Hong Tianpei, Yan Zongxun, Li Li, Tang Wei, Qi Lin, Ye Jianhua, Ren Jiangong, Wan Qin, Xiao Wenhua, Zhao Di
Department of Endocrinology and Metabolism, Peking University Third Hospital, Beijing, 100191, China.
Affiliated Hospital of North Sichuan Medical College, Nanchong, China.
Diabetes Ther. 2022 May;13(5):969-981. doi: 10.1007/s13300-022-01243-x. Epub 2022 Mar 21.
Cardiovascular disease (CVD) is the leading cause of death in Chinese adults with type 2 diabetes (T2D), and treatment guidelines have increasingly focused on the comprehensive management of T2D and CVD. Here, we report data from the Chinese population within the CAPTURE study, including CVD prevalence in patients with T2D and insights into their management.

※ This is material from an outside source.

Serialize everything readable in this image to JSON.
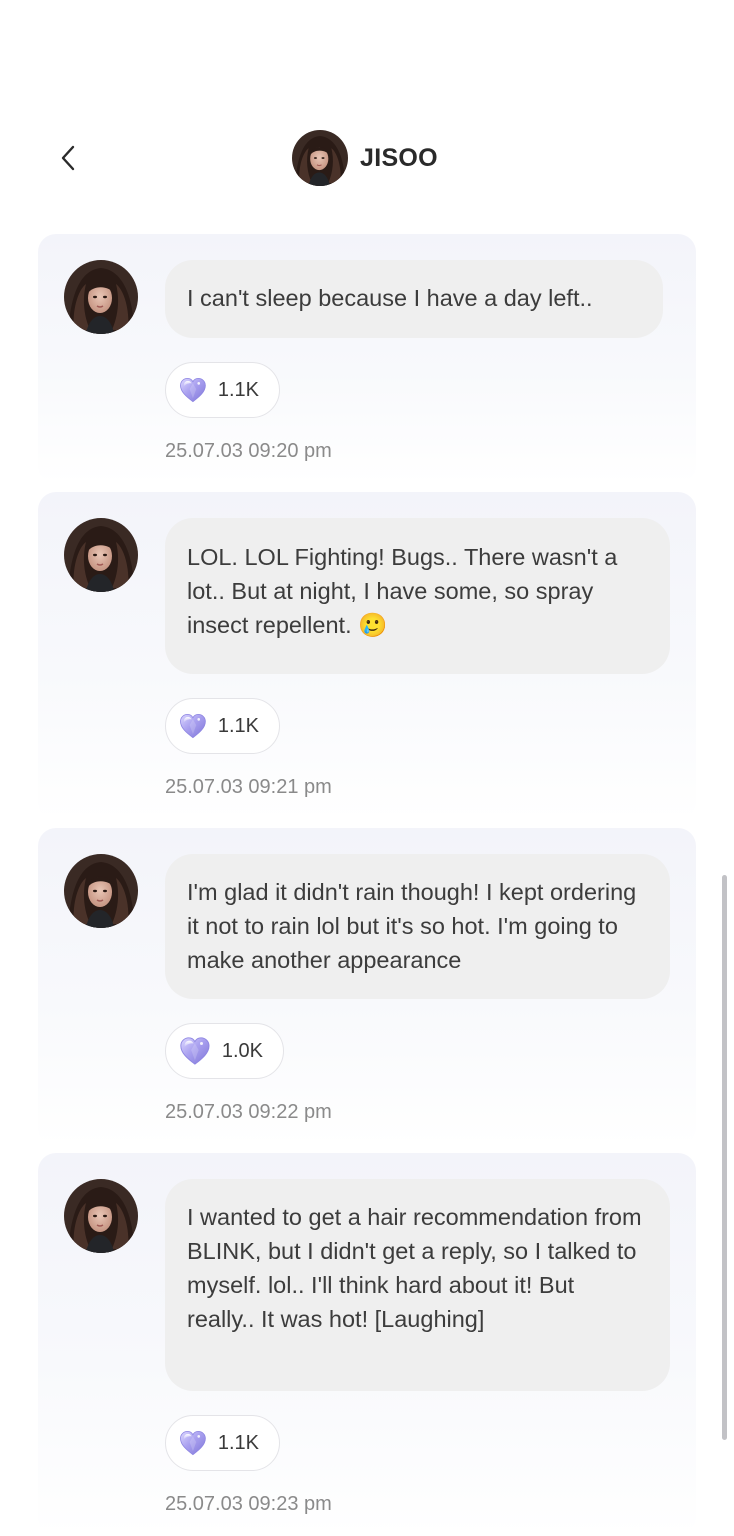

CAPTURE (a multinational, non-interventional, cross-sectional study in adults with T2D) included data from eight centers in China from July to September 2019. Overall CVD prevalence estimates were calculated, and descriptive data regarding CVD subtypes and treatment were collected and reported here.
Of 805 adults with T2D enrolled in China (61.9% male, median age 59 years), 273 had established CVD, with an estimated prevalence (95% CI) of 33.9% (30.6%, 37.3%). Most CVD cases were atherosclerotic (94.9%). Coronary heart disease had the highest estimated prevalence (16.0%), followed by carotid artery disease (9.6%) and cerebrovascular disease (7.7%). Use of glucose-lowering agents (GLAs) with proven cardiovascular benefits (glucagon-like peptide-1 receptor agonists and/or sodium-glucose cotransporter-2 inhibitors) was low in the China sample (7.7%). Approximately half of the CVD subgroup in the China sample was receiving cardiovascular medication, but use of guideline-directed agents was low (e.g., statins: 35.9%; angiotensin II receptor blockers: 15%; angiotensin-converting enzyme inhibitors: 2.6%).
In the Chinese CAPTURE population, one-third of patients had established CVD, with atherosclerotic CVD largely accounting for the CVD burden; use of GLAs with proven cardiovascular benefits and cardiovascular medications was low, suggesting an unmet need for optimal management in this group.
心血管疾病(CVD)是中国2型糖尿病(T2D)成年患者的主要死因,治疗指南越来越关注T2D和CVD的综合管理。在此,我们报告CAPTURE研究中中国人群的数据,包括T2D患者的CVD患病率及其管理情况。
CAPTURE(一项针对成年T2D患者的多国、非干预性横断面研究)纳入了2019年7月至9月来自中国8个中心的数据。计算了总体CVD患病率估计值,并收集并报告了有关CVD亚型和治疗的描述性数据。
在中国纳入的805例成年T2D患者中(男性占61.9%,中位年龄59岁),273例已确诊患有CVD,估计患病率(95%CI)为33.9%(30.6%,37.3%)。大多数CVD病例为动脉粥样硬化性(94.9%)。冠心病的估计患病率最高(16.0%),其次是颈动脉疾病(9.6%)和脑血管疾病(7.7%)。在中国样本中,具有心血管获益证据的降糖药物(胰高血糖素样肽-1受体激动剂和/或钠-葡萄糖协同转运蛋白-2抑制剂)的使用比例较低(7.7%)。中国样本中约一半的CVD亚组患者正在接受心血管药物治疗,但指南推荐药物的使用比例较低(例如,他汀类药物:35.9%;血管紧张素II受体阻滞剂:15%;血管紧张素转换酶抑制剂:2.6%)。
在中国CAPTURE研究人群中,三分之一的患者已确诊患有CVD,动脉粥样硬化性CVD在很大程度上构成了CVD负担;具有心血管获益证据的降糖药物和心血管药物的使用比例较低,表明该人群在优化管理方面存在未满足的需求。